Lady Dunsany was also closely associated with the early success of Irish fashion designer Sybil Connolly whose career she did much to promote. The two women first met in 1951 when Lady Dunsany visited Richard Alan's shop on Grafton Street, Dublin - where Sybil Connolly then worked as manager - looking for a black dress. "I didn't like anything except the one Sybil was wearing, which she had designed herself," she told The Irish Times earlier this year.
Having persuaded the fledgling designer to make clothes for her, Lady Dunsany wore these in the United States where they attracted widespread attention, not least from Carmel Snow, Dublin-born editor of Harper's Bazaar and, at the time, the most influential woman in fashion worldwide. When Snow brought a group of American journalists and department store buyers to Ireland in July 1953, Dunsany castle was the venue for a Sybil Connolly fashion show which led to a flood of orders for the designer. Dunsany castle was also used for several fashion shoots during this period, including a set of pictures taken by photographer Richard Dormer, and used to accompany a story on Sybil Connolly in Life magazine.

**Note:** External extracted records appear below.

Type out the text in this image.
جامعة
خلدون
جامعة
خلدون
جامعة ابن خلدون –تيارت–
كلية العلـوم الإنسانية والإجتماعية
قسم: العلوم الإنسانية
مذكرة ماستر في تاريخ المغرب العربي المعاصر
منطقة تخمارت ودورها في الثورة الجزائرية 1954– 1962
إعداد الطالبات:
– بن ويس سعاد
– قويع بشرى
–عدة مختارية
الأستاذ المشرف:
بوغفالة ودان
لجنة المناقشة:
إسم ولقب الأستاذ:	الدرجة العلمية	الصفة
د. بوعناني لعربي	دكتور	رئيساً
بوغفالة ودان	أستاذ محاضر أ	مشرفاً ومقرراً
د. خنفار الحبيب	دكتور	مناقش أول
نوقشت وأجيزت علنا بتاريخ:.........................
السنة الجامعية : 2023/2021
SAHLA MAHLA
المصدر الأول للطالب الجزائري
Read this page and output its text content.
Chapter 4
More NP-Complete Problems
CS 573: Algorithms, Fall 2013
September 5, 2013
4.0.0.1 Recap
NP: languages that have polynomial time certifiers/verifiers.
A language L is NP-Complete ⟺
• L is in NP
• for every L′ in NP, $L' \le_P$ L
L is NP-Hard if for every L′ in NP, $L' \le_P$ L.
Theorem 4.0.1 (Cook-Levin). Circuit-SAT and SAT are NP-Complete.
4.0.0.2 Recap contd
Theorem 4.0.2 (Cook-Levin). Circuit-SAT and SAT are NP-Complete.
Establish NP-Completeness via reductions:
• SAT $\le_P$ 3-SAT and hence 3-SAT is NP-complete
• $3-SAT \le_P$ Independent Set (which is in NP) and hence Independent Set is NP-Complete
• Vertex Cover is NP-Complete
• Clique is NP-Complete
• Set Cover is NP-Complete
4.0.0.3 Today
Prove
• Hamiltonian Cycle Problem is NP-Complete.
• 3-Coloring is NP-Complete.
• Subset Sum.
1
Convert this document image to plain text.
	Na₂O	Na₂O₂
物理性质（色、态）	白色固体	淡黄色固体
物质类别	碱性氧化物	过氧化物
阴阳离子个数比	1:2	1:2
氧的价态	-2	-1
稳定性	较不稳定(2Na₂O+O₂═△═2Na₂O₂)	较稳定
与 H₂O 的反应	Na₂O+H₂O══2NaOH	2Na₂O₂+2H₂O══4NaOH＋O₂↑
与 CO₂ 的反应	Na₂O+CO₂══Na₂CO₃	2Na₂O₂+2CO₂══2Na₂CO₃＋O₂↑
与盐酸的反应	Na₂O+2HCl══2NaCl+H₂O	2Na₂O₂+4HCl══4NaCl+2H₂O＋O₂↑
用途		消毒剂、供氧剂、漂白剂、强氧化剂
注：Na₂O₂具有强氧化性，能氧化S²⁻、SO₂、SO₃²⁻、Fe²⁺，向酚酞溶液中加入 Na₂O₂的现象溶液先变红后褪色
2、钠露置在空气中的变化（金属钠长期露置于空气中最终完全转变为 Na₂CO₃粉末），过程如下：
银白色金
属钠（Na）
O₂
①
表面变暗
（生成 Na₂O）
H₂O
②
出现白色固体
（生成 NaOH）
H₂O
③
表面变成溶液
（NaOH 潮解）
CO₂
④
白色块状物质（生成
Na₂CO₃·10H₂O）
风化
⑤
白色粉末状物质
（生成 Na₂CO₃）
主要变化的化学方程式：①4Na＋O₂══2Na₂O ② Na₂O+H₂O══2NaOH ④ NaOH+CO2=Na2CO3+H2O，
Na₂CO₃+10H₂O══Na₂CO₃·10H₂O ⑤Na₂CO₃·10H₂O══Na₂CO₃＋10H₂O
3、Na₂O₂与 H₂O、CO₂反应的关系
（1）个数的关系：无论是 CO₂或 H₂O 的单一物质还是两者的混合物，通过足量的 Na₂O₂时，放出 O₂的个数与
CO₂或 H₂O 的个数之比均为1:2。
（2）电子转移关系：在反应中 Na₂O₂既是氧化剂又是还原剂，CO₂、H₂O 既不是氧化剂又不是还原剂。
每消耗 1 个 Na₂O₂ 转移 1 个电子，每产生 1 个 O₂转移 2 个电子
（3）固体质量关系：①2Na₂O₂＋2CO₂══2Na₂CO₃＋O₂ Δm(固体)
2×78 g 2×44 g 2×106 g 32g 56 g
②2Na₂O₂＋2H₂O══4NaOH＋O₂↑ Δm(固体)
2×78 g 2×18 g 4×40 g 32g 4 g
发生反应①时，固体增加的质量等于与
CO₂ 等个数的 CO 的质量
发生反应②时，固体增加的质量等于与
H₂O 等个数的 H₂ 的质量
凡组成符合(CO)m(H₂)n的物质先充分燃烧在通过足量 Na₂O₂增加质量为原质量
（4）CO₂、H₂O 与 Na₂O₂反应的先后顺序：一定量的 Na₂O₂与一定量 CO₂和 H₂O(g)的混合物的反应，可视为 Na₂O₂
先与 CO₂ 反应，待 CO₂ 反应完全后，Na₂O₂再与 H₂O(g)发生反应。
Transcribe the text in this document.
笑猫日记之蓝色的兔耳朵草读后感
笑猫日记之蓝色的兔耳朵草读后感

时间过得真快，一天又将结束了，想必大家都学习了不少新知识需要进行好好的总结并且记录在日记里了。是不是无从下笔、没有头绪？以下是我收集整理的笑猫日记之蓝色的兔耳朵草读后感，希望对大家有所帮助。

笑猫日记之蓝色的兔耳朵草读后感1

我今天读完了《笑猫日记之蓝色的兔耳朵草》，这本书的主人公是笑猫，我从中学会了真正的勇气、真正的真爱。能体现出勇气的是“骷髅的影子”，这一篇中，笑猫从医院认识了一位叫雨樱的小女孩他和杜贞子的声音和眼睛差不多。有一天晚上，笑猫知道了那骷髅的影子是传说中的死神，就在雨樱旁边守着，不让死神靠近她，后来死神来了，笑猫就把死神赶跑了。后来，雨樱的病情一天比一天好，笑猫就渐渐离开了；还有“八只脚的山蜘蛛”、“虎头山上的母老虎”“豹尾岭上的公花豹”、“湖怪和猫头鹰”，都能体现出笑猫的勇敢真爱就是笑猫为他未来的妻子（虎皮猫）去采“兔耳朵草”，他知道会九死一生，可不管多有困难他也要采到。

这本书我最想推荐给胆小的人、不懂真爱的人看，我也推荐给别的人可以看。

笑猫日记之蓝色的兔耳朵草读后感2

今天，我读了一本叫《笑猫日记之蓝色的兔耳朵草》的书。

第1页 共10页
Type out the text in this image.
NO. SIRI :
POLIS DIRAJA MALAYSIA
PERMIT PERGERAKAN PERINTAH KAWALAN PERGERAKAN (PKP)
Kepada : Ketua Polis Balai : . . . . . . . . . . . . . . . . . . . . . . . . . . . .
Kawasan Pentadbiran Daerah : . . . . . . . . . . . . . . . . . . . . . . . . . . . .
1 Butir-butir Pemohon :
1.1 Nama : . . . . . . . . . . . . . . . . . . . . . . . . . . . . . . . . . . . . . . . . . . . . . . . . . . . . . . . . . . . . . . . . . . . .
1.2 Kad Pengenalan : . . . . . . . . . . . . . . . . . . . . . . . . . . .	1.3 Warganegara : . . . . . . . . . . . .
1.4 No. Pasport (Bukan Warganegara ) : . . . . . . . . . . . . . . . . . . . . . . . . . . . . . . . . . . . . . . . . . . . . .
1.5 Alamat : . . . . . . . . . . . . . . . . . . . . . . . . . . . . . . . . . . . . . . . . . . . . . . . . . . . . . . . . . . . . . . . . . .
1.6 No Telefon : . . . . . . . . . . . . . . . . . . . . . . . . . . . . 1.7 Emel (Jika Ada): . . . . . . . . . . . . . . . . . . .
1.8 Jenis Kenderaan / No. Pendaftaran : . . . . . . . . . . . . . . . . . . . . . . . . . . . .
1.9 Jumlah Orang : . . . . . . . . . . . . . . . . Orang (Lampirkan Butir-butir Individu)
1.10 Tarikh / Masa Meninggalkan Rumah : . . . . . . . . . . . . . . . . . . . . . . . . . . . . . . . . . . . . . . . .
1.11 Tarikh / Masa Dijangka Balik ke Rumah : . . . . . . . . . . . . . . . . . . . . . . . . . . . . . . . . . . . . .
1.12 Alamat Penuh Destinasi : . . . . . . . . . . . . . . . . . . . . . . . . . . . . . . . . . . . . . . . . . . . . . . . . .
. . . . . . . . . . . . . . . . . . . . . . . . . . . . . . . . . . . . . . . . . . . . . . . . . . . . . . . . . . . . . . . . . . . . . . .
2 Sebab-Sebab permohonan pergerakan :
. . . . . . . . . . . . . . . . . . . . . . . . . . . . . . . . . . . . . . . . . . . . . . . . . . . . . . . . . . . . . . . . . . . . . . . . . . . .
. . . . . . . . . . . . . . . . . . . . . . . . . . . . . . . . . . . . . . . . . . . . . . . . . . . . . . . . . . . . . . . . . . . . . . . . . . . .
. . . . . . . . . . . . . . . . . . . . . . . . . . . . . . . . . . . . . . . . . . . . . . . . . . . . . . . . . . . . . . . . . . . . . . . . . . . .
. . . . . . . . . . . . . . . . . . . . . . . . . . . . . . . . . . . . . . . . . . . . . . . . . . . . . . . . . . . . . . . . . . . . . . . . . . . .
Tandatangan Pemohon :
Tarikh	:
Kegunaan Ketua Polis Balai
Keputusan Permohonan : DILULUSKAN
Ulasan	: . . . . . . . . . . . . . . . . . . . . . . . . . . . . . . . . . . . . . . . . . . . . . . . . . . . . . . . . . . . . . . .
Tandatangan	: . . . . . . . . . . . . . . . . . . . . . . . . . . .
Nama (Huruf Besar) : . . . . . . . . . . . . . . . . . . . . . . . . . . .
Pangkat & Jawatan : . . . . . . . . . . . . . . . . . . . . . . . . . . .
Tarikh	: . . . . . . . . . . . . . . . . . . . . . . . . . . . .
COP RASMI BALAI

Lady Dunsany never lost her interest in fashion and continued to wear clothes by Irish designers to the end of her life; one of the items still in her wardrobe was a skirt made by Irene Gilbert in 1949. Nor, despite the obvious suffering caused by her accident in 1995 and the death of her husband earlier this year, did she ever succumb to self-pity. She is survived by a daughter Beatrice Plunkett from her second marriage and by a number of grandchildren from her first.